A utility investment plan is like a camel

A utility investment plan is like a camel

How rethinking resource planning can help regulators avoid breaking the camel’s back.

Camels can carry an impressive 440 pounds, but even these powerful desert creatures have their limits. Despite their power, the proverbial last straw can break the camel’s back.

Utility plans have more to do with camels than most regulators realize. They carry a lot of weight—over the next three years, utilities serving at least 40 percent of total U.S. electricity sales and more than 90 million customers will file Integrated Resource Plans (IRPs). Energy companies typically recommend in their plans a portfolio of resources that they believe can meet the needs of the grid for the next 10-30 years in a way that is affordable, reliable and safe. Even when utilities and regulators are not bound by the final recommended portfolio, if conducted effectively, the IRP provides critical direction for the resource mix, a deeper understanding of the needs and aspirations of the households and communities the utility serves, and strategies for response to future opportunities and risks.

Today, resource planning is required to carry even more straw. IRPs are seen as an important place to integrate a growing set of policy goals ensuring that utilities can deliver carbon reduction, energy equity and economic development, in addition to reliability, affordability and safety.

But how much can we accumulate before the process breaks? Now is a critical time for regulators and utilities to consider how to modernize planning processes in a way that avoids breaking the camel’s back. The new RMI report, Rethinking resource planningoffers an overview of the state of planning today, highlights where leaders have implemented changes to continuously improve their processes, and challenges regulators and utilities to push the boundaries even further.

Planning for tomorrow’s network with yesterday’s plans

Electrical system planning has never been more complicated. Energy companies are simultaneously dealing with unprecedented weather events, retiring aging, high-emissions resources, and considering a wider range of resource options, including creative demand response solutions—while trying to ensure that electricity is reliable, affordable, and safe. In addition to these factors, many utilities and regulators are updating their processes to meet new goals such as energy equity, local economic development and emissions reductions.

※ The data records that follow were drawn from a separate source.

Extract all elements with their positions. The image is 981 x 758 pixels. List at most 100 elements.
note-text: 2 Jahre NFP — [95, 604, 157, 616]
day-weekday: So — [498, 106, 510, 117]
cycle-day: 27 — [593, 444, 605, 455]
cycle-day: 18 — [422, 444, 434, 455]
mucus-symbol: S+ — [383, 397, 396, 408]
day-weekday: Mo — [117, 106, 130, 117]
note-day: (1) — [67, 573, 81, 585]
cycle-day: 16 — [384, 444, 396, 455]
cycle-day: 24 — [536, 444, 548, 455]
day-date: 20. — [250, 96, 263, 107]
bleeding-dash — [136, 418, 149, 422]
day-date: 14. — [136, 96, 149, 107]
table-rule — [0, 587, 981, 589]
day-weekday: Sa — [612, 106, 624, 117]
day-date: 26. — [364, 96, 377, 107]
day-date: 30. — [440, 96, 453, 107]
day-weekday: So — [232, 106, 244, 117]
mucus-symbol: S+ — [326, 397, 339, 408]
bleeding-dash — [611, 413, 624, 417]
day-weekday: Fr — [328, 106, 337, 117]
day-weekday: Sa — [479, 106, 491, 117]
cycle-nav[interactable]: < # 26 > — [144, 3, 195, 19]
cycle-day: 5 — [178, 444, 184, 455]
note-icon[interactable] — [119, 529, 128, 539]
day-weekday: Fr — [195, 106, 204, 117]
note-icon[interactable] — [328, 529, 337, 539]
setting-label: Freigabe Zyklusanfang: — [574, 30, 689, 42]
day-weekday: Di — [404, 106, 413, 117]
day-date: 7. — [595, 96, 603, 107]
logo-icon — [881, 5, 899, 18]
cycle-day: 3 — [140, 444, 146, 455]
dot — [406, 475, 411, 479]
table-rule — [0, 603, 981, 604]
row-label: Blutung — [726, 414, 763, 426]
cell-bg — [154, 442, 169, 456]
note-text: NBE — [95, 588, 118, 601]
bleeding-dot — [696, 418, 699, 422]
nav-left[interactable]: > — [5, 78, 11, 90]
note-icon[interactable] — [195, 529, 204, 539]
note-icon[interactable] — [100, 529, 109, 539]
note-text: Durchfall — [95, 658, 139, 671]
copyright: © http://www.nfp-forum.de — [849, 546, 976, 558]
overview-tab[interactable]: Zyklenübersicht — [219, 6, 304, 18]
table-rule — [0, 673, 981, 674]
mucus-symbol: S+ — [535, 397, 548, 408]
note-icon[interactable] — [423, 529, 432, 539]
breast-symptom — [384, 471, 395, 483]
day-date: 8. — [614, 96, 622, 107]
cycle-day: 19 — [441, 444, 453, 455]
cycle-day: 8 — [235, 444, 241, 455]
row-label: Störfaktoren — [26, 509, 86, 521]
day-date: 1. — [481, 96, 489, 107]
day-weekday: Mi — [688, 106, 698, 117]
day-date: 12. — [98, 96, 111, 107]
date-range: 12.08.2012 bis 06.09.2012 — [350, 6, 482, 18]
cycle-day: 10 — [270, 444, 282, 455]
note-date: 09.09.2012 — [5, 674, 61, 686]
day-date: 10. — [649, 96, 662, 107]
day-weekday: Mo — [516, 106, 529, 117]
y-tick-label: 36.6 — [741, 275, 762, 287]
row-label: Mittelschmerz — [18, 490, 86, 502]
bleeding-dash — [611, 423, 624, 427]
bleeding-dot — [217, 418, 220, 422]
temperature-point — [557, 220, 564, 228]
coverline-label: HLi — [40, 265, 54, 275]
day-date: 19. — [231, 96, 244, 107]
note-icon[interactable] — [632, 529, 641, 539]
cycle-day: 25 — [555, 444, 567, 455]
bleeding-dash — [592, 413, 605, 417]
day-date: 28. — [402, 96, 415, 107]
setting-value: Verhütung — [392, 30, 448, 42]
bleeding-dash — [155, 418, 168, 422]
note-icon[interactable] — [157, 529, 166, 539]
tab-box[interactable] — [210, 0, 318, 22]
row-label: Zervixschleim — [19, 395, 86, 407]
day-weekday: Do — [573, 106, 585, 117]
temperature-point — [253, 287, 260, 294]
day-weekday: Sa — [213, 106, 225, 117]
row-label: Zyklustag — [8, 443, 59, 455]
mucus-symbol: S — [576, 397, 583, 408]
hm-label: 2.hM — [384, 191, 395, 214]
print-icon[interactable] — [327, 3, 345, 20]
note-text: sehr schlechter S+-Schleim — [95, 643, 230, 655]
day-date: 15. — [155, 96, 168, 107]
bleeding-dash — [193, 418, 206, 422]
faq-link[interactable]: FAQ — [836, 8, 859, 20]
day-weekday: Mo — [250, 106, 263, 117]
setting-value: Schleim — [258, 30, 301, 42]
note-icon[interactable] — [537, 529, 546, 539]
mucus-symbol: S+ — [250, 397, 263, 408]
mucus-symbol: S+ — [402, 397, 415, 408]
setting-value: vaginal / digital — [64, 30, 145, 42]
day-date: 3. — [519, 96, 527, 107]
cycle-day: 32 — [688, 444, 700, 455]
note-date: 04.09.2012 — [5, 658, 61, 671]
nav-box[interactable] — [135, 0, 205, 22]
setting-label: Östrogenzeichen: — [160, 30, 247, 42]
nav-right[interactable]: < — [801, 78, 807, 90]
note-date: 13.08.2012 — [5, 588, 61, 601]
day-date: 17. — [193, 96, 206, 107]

To remain a powerful tool for making timely decisions in the face of this complexity, IRPs must maintain and continue to improve three main qualities:

  • Trusted — The IRP should be transparent and well-vetted, involving stakeholders.
  • Comprehensive — The IRP must accurately represent the costs, capabilities, system impacts, and resource values ​​that may be available within the planning time horizon, and must consider transmission and distribution system actions as portfolio options.
  • Aligned — It must be clear how the plan evaluates options for addressing traditional planning requirements such as reliability, affordability, and safety, as well as state and federal policies and client priorities such as reducing emissions and advancing environmental justice.

Learn from the leaders today

Utilities and regulators can learn from approaches that have been tested in other countries. A drawing of more than 50 examples documented in Rethinking resource planning, regulators, utilities, and stakeholders can quickly make changes that improve these three qualities of IRP. For example:

Trustee: In New Mexico, utilities must publish specific cost data in their resource plan, adding transparency needed to evaluate the plan. In Washington, utilities are required to document how they included input data or provide an explanation for why they did not include input data, giving stakeholders visibility into how their input data was used.

Comprehensive: In Indiana, utilities have updated their approaches to modeling demand-side resources in a way that is more consistent and comparable to supply-side resources. In Oregon, planning guidelines suggest that transmission should be considered as a resource option in utility planning.

Aligned: In California, utilities identify the disadvantaged communities they serve in their long-term plans to assess air quality and access to utility programs in those communities. In Colorado, utilities, in partnership with the state energy office, developed an approach to estimate emissions from each portfolio for planning and assessing compliance with the state’s greenhouse gas reduction goals.

Complex navigation without breaking the camel’s back

Implementing a number of these incremental changes to ensure that IRPs are reliable, comprehensive and consistent is fraught with risk, despite significant potential progress. Resource planning is intensive today – plans can take more than a year to develop and often require significant data, complex modelling, engagement of external stakeholders and coordination between multiple departments. Stacking upgrades can break the camel’s back.

Rethinking resource planning offers a structured set of questions for regulators to consider as they implement changes to improve planning without disrupting the process:

  • Purpose: What are the goals for the electricity system in the context of broader policy goals, and how should plans be evaluated against those goals?
  • Scope: What should be included in IRPs and what can be included in separate but coordinated processes?
  • Roley: Who should be involved in the development of the IRP?
  • Tools: How can we use analytical tools and engagement processes to best support planning outcomes?

Careful changes in these four areas can help IRPs thrive under the weight of new expectations. Rethinking resource planning is an invitation to regulators and utilities to use these questions, learn from the leaders, and share their results—all without breaking the camel’s back.